Japan has paved the way for a major state-owned enterprise — Japan, Oil and Metals National Corp (JOGMEC) — to invest in Russian energy company Rosneft. On Nov. 11, the Diet passed a bill to allow JOGMEC to invest in overseas corporations either unilaterally or alongside Japanese business partners. Until this point, it had only been allowed to invest in specific assets in coordination with Japanese companies.

JOGMEC is effectively an arm of Japan's Ministry of Economy, Trade and Industry. The new rules will allow the ministry to use the state-owned enterprise to complete a proposed deal and invest around $10 billion in Rosneft, if it chooses. This proposal has been in the works for a several months, held up in part by the previous limitations on JOGMEC. Heretofore, Tokyo has had the ability to make strategic investments in national oil companies only by using its bureaucracy to push private companies like Inpex to do so. This new power puts Japan on a more competitive footing vis a vis regional rivals such as China. And Rosneft could be the first of many strategic investments — with a later target possibly including Saudi Aramco.

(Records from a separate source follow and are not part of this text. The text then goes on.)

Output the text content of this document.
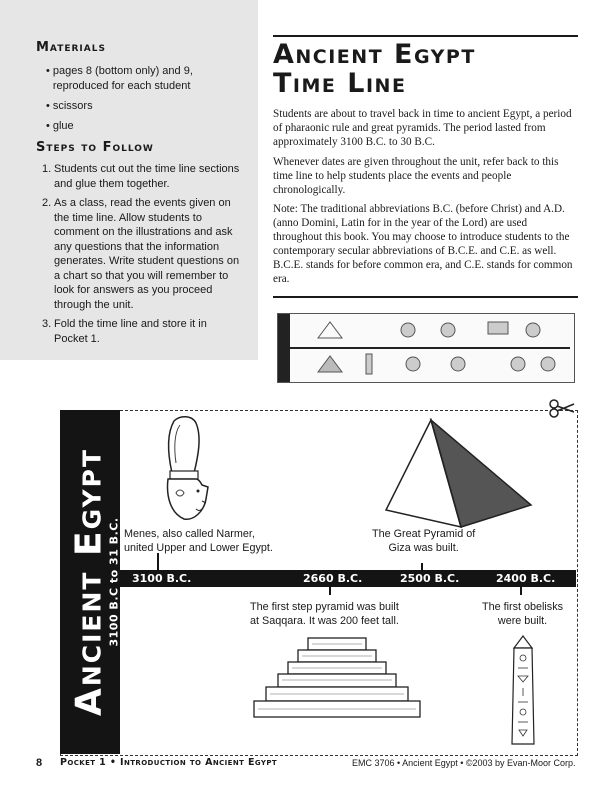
Materials
• pages 8 (bottom only) and 9, reproduced for each student
• scissors
• glue
Steps to Follow
1. Students cut out the time line sections and glue them together.
2. As a class, read the events given on the time line. Allow students to comment on the illustrations and ask any questions that the information generates. Write student questions on a chart so that you will remember to look for answers as you proceed through the unit.
3. Fold the time line and store it in Pocket 1.
Ancient Egypt
Time Line

Students are about to travel back in time to ancient Egypt, a period of pharaonic rule and great pyramids. The period lasted from approximately 3100 B.C. to 30 B.C.

Whenever dates are given throughout the unit, refer back to this time line to help students place the events and people chronologically.

Note: The traditional abbreviations B.C. (before Christ) and A.D. (anno Domini, Latin for in the year of the Lord) are used throughout this book. You may choose to introduce students to the contemporary secular abbreviations of B.C.E. and C.E. as well. B.C.E. stands for before common era, and C.E. stands for common era.

Ancient Egypt
3100 B.C to 31 B.C. Menes, also called Narmer,
united Upper and Lower Egypt.
The Great Pyramid of
Giza was built.
3100 B.C.	2660 B.C.	2500 B.C.	2400 B.C.
The first step pyramid was built
at Saqqara. It was 200 feet tall.
The first obelisks
were built.
8 Pocket 1 • Introduction to Ancient Egypt	EMC 3706 • Ancient Egypt • ©2003 by Evan-Moor Corp.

Russian President Vladimir Putin will visit Japan in December, and the Diet is pushing for other policies before then. Liberal Democratic Party and Komeito lawmakers are seeking approval of a feasibility study on a 25 billion-cubic-meter natural gas pipeline from Russia. This pipeline would mark a significant change in the structure of the Asian natural gas markets currently dominated by liquefied natural gas — with Japan being the world's top LNG importer.

Rosneft is in the process of being privatized, and 19.7 percent of shares sold by the state will be purchased by a Rosneft subsidiary, keeping them in-house. However, the deal has been controversial: Putin does not want to see Rosneft gain any more autonomy or cede more power to its chief, Igor Sechin. So the Kremlin is still interested in privatizing either the initial stake or some sort of stake this next year, with Putin lobbying a string of firms. The option of Japan buying a piece of Rosneft would be attractive to both Sechin and Putin — a rare alignment. 

Sechin has unsuccessfully lobbied the Chinese to take a share in Rosneft, but Japan would be a good alternative, as it could open the door to future partnerships. Russia is already attempting to shift its natural gas supplies to customers in greater East Asia. Deals so far have focused on China, and Russia would like to balance those with a large supply deal in Japan.

For Putin, a lucrative deal with Japan over Rosneft could be a component of an overall grand bargain with Tokyo. The two countries are still in a standoff over a World War II peace treaty and a territorial dispute over the Kuril Islands. Momentum has built this past year for an actual deal, and large investment and energy deals are a key part of Moscow and Tokyo finally establishing warm relations.